= Antonia Coresi =

Italian opera soprano

Antonia "Tonia" Coresi (fl. 1655 - fl. 1674) was an Italian opera soprano.

Born Antonia Angelotti, she originally came from Rome. She was married to the Florentine operatic tenor Nicola Coresi.

She was a primadonna at the Opera in Venice between 1655 and 1672. Between 1670 and 1674, she was engaged by Christina, Queen of Sweden in Rome. Queen Christina founded the first public theatre- and opera house, the Teatro Tordinona. The Teatro Tordinona was inaugurated in January 1671 with the opera Scipione Affricano by Francesco Cavalli, with Antonia Coresi as Scipione and Medea, and Angelica Quadrelli as Sofonisba and Isifile.

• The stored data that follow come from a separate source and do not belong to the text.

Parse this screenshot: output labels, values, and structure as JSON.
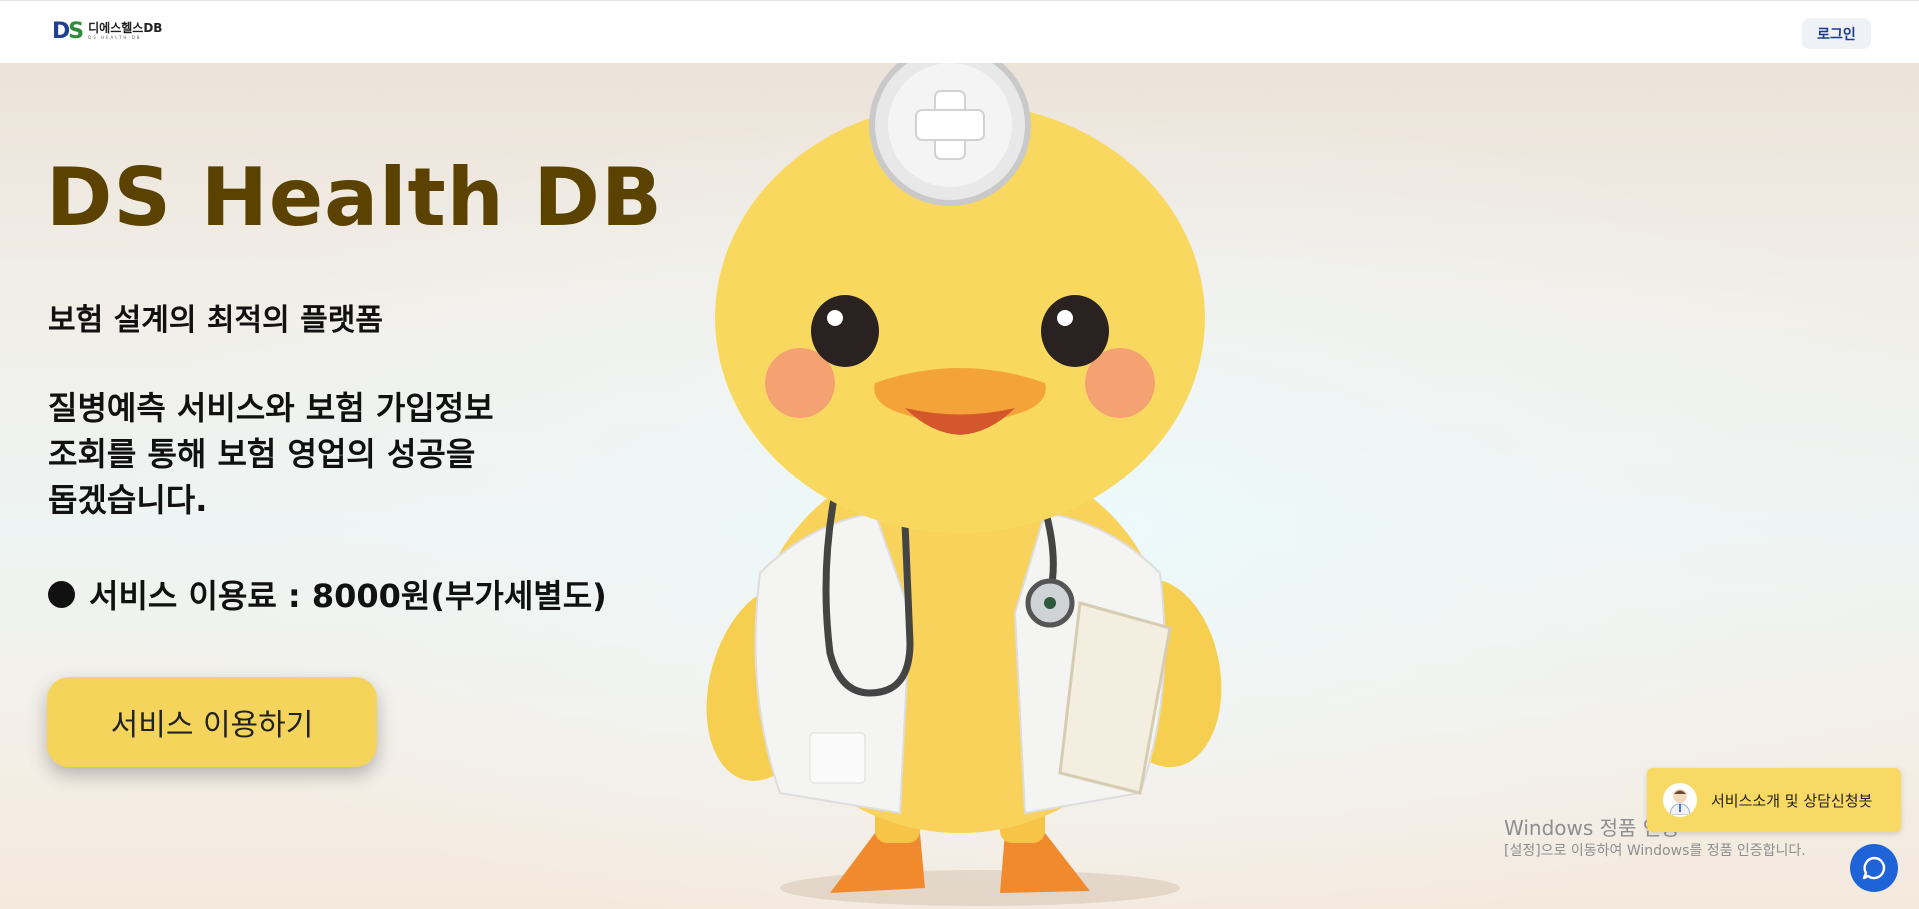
{
  "header": {
    "logo_text": "디에스헬스DB",
    "logo_subtext": "DS HEALTH DB",
    "logo_mark_d": "D",
    "logo_mark_s": "S",
    "login_label": "로그인"
  },
  "hero": {
    "title": "DS Health DB",
    "subtitle": "보험 설계의 최적의 플랫폼",
    "description_lines": [
      "질병예측 서비스와 보험 가입정보",
      "조회를 통해 보험 영업의 성공을",
      "돕겠습니다."
    ],
    "fee": "서비스 이용료 : 8000원(부가세별도)",
    "cta_label": "서비스 이용하기"
  },
  "chatbot": {
    "banner_label": "서비스소개 및 상담신청봇",
    "fab_icon": "chat-bubble-icon"
  },
  "windows_activation": {
    "title": "Windows 정품 인증",
    "message": "[설정]으로 이동하여 Windows를 정품 인증합니다."
  },
  "colors": {
    "title": "#5b4200",
    "cta": "#f5d45c",
    "chatbot_banner": "#f8d963",
    "fab": "#1f63d8",
    "login_text": "#1d3b8b"
  }
}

The performance was a sensation, because women were formally banned from performing onstage in the city of Rome; and while this ban was overlooked in the private theatres of the nobility, the Teatro Tordinona was meant to be a public theare, albeit in a special position because it was privately owned by the queen. Queen Christina engaged several women to perform: aside from Antonia Coresi and Angelica Quadrelli, she also engaged Maria Landini and Angela Voglia. Teatro Tordinona was however closed in 1674, and the ban on female actors and stage performers was reinforced in 1686.